SEMPRE is a toolkit for training semantic parsers, which map natural language utterances to denotations (answers) via intermediate logical forms. See TUTORIAL.md for a walkthrough of the system.
If you use this system, please cite:
@inproceedings{berant2013freebase,
author = {J. Berant and A. Chou and R. Frostig and P. Liang},
booktitle = {Empirical Methods in Natural Language Processing (EMNLP)},
title = {Semantic Parsing on {F}reebase from Question-Answer Pairs},
year = {2013},
}
SEMPRE depends on the following:
- Java 7
- Ruby (version 1.8.7 or 1.9)
- fig
- Google Guava (version 14)
- Jackson JSON Processor (version 2.2)
- TestNG (version 6.8)
- Apache Lucene (version 4.4)
- Stanford CoreNLP (version 3.2)
Aside from Java and Ruby, remaining software dependencies are among
what's fetched by the download-depenencies
script.
To troubleshoot or check for repository health, you can run a suite of unit tests that come packaged with the system.
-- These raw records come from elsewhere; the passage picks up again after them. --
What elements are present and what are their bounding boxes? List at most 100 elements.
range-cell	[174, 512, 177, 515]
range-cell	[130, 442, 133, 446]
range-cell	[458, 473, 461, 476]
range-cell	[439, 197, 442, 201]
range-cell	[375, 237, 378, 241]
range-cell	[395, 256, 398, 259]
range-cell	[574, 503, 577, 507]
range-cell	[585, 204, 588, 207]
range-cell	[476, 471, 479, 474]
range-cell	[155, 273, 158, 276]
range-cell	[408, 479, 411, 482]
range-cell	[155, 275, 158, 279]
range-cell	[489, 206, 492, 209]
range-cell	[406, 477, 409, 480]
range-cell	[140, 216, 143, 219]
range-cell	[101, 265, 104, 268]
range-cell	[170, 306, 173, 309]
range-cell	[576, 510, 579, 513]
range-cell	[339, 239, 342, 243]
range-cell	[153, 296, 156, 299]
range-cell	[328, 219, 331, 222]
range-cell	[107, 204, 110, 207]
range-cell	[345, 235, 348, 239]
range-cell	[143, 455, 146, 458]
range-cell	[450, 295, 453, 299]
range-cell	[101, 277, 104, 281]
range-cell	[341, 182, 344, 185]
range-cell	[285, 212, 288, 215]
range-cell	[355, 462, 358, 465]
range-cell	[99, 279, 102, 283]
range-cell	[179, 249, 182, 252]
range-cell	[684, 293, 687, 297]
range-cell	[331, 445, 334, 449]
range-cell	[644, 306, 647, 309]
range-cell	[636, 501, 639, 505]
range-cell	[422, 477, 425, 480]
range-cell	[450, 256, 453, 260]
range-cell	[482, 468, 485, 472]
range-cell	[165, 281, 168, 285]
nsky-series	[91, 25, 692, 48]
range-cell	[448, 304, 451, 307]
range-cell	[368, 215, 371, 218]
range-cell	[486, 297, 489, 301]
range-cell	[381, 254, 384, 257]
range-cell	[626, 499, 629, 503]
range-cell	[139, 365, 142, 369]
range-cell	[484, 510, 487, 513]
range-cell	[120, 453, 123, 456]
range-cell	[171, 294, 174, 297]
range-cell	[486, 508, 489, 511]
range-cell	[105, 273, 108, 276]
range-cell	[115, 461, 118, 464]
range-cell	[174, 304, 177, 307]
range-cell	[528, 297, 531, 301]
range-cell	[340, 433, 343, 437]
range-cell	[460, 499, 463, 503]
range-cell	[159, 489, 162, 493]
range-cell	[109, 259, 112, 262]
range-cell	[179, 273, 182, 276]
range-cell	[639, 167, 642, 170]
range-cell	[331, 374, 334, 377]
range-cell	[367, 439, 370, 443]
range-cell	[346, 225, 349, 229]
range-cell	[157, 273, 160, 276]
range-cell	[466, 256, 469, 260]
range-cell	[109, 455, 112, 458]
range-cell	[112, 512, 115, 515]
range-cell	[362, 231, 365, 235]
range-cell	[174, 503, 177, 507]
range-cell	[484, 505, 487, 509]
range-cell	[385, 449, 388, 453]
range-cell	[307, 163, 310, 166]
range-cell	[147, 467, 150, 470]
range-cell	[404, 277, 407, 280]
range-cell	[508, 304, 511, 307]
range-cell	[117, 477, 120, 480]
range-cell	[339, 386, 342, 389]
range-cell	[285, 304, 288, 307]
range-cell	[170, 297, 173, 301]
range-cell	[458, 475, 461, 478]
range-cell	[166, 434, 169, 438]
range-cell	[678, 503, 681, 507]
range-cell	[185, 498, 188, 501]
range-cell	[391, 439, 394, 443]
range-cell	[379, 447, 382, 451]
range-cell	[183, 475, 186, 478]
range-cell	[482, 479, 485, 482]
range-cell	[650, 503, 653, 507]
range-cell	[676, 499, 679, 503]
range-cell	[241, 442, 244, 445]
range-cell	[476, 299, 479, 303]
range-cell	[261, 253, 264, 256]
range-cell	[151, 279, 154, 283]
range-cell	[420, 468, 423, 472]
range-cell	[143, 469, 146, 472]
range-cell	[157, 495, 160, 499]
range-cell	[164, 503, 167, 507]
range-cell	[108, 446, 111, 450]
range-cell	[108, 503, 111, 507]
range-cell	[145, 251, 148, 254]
The command for this is:
./sempre @mode=test -excludegroups xfail
These tests assume you have a connection to a SPARQL endpoint at localhost:3093. To avoid this assumption, you can exclude any tests that require a SPARQL server by instead running:
./sempre @mode=test -excludegroups xfail,sparql
And if you don't have emnlp2013 dependencies downloaded, you'll need to exclude yet another group of unit tests:
./sempre @mode=test -excludegroups xfail,sparql,emnlp2013
All of these tests should pass.
SEMPRE is licensed under the GNU General Public License (v2 or later). Note that this is the /full/ GPL, which allows many free uses, but not its use in distributed proprietary software.